8. A prawn Karahi is absolutely perfect served with a zesty salad with some red onions (to balance out the lack of onions in the curry) and some naan. Yum!
On to the recipe! If you recreate this recipe, I’d love to see a picture! You can tag me in your cooks on Instagram @fatima.cooks!
Enjoy, with love x
- 0.5 cup oil or ghee
- 2 heaped tbsp minced garlic, preferably fresh
- 2 heaped tbsp minced ginger, preferably fresh
- 500g tomatoes (fresh or tinned), pureed in a blender
- 450g raw prawns (250g if using precooked prawns)
- 4 fresh green chillis, halved
- 1.5 tsp salt, or to taste
- 3 tsp paprika or Kashmiri red chilli powder
- 0.5 tsp turmeric
- 2 tsp cumin powder
- 1 tsp coriander powder
- 0.5 tsp kalonji (black seeds)
- 0.75 tsp sugar
- 1 tsp red chilli powder
- Half a bunch chopped coriander
- 2 green chillis, quartered
- Fresh ginger cut into matchstick slices, as much as desired
- 1tsp kalonji (black seeds)
- Heat the oil in a pan, wok or pot. Once the oil is hot, flash fry the prawns for one minute. Set aside
- In the same oil, add in the minced ginger and garlic and fry for 2 minutes
- Add all the spices and green chillis. Fry for a minute
- Add the tomatoes. Cook this on high heat, stirring. Allow this to cook for 5-10 minutes, until the gravy is thick and you can see oil separating around the edge of the pan. You'll also see a lot of holes bubbling in the gravy. This is ideal!

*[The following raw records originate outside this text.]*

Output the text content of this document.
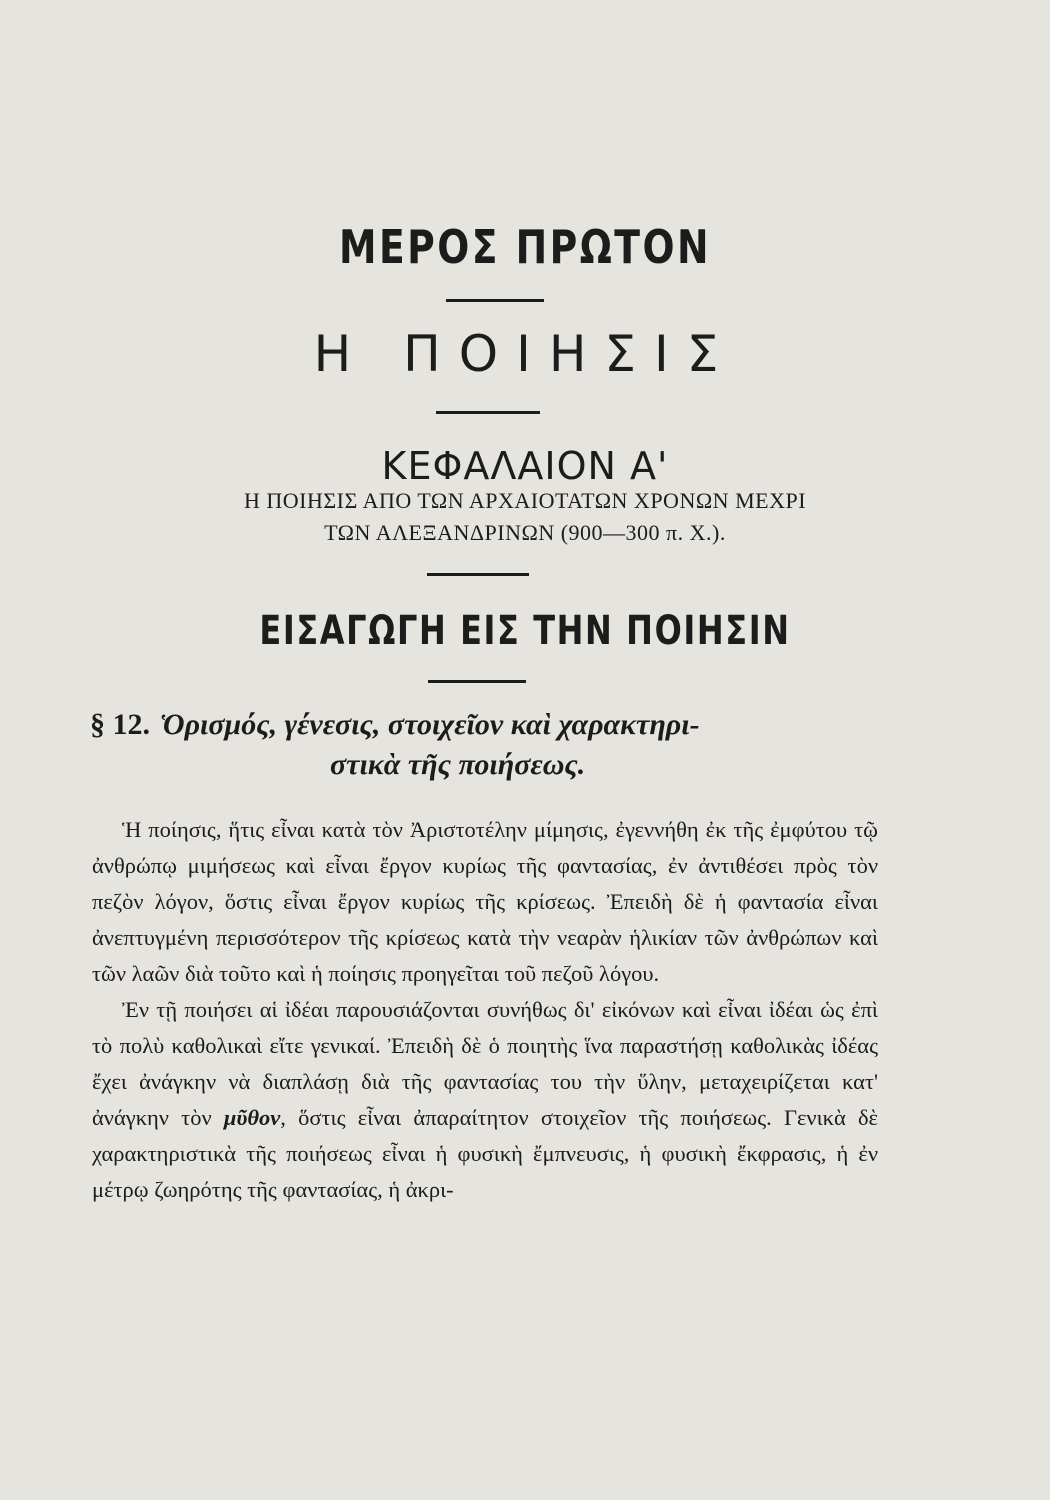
ΜΕΡΟΣ ΠΡΩΤΟΝ
Η ΠΟΙΗΣΙΣ
ΚΕΦΑΛΑΙΟΝ Α'
Η ΠΟΙΗΣΙΣ ΑΠΟ ΤΩΝ ΑΡΧΑΙΟΤΑΤΩΝ ΧΡΟΝΩΝ ΜΕΧΡΙ
ΤΩΝ ΑΛΕΞΑΝΔΡΙΝΩΝ (900—300 π. Χ.).
ΕΙΣΑΓΩΓΗ ΕΙΣ ΤΗΝ ΠΟΙΗΣΙΝ
§ 12. Ὁρισμός, γένεσις, στοιχεῖον καὶ χαρακτηρι-
στικὰ τῆς ποιήσεως.

Ἡ ποίησις, ἥτις εἶναι κατὰ τὸν Ἀριστοτέλην μίμησις, ἐγεννήθη ἐκ τῆς ἐμφύτου τῷ ἀνθρώπῳ μιμήσεως καὶ εἶναι ἔργον κυρίως τῆς φαντασίας, ἐν ἀντιθέσει πρὸς τὸν πεζὸν λόγον, ὅστις εἶναι ἔργον κυρίως τῆς κρίσεως. Ἐπειδὴ δὲ ἡ φαντασία εἶναι ἀνεπτυγμένη περισσότερον τῆς κρίσεως κατὰ τὴν νεαρὰν ἡλικίαν τῶν ἀνθρώπων καὶ τῶν λαῶν διὰ τοῦτο καὶ ἡ ποίησις προηγεῖται τοῦ πεζοῦ λόγου.

Ἐν τῇ ποιήσει αἱ ἰδέαι παρουσιάζονται συνήθως δι' εἰκόνων καὶ εἶναι ἰδέαι ὡς ἐπὶ τὸ πολὺ καθολικαὶ εἴτε γενικαί. Ἐπειδὴ δὲ ὁ ποιητὴς ἵνα παραστήσῃ καθολικὰς ἰδέας ἔχει ἀνάγκην νὰ διαπλάσῃ διὰ τῆς φαντασίας του τὴν ὕλην, μεταχειρίζεται κατ' ἀνάγκην τὸν μῦθον, ὅστις εἶναι ἀπαραίτητον στοιχεῖον τῆς ποιήσεως. Γενικὰ δὲ χαρακτηριστικὰ τῆς ποιήσεως εἶναι ἡ φυσικὴ ἔμπνευσις, ἡ φυσικὴ ἔκφρασις, ἡ ἐν μέτρῳ ζωηρότης τῆς φαντασίας, ἡ ἀκρι-
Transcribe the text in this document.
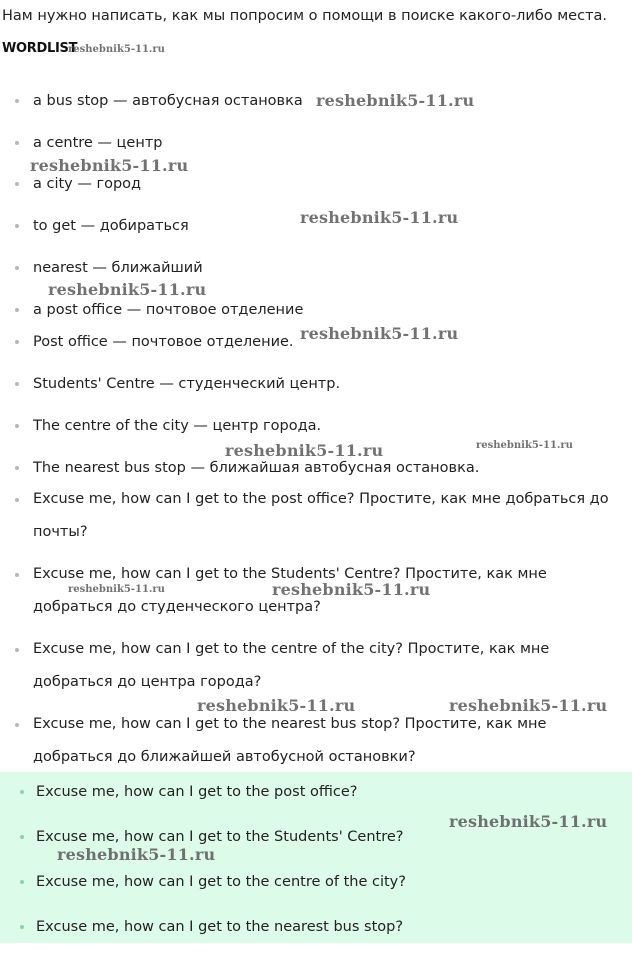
Нам нужно написать, как мы попросим о помощи в поиске какого-либо места.
WORDLIST
a bus stop — автобусная остановка
a centre — центр
a city — город
to get — добираться
nearest — ближайший
a post office — почтовое отделение
Post office — почтовое отделение.
Students' Centre — студенческий центр.
The centre of the city — центр города.
The nearest bus stop — ближайшая автобусная остановка.
Excuse me, how can I get to the post office? Простите, как мне добраться до
почты?
Excuse me, how can I get to the Students' Centre? Простите, как мне
добраться до студенческого центра?
Excuse me, how can I get to the centre of the city? Простите, как мне
добраться до центра города?
Excuse me, how can I get to the nearest bus stop? Простите, как мне
добраться до ближайшей автобусной остановки?
Excuse me, how can I get to the post office?
Excuse me, how can I get to the Students' Centre?
Excuse me, how can I get to the centre of the city?
Excuse me, how can I get to the nearest bus stop?
reshebnik5-11.ru
reshebnik5-11.ru
reshebnik5-11.ru
reshebnik5-11.ru
reshebnik5-11.ru
reshebnik5-11.ru
reshebnik5-11.ru	reshebnik5-11.ru
reshebnik5-11.ru	reshebnik5-11.ru
reshebnik5-11.ru	reshebnik5-11.ru
reshebnik5-11.ru
reshebnik5-11.ru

- Once the gravy is ready, add back the prawns and continue to cook this on high for a further 5 minutes (7-8 minutes for jumbo prawns)
- Your prawn karahi is ready! Garnish with freshly chopped coriander, matchstick-cut ginger, kalonji seeds and green chillis.
If you don't intend to serve your prawn karahi immediately, do not add in the garnishes. Garnishes should be added just before serving.
Please keep in mind, the longer the green chillis sit in the curry the longer they will have to infuse their heat into the masala. If you do not want a super hot curry, do not allow the green chillis to infuse for long or reduce the number of green chillis added
I have used paprika/Kashmiri red chilli powder due to its vibrant colour and mild flavour. The green chillis should do the job of adding heat to the curry. If you feel it isn't hot enough for you, feel free to increase the red chili powder in the curry.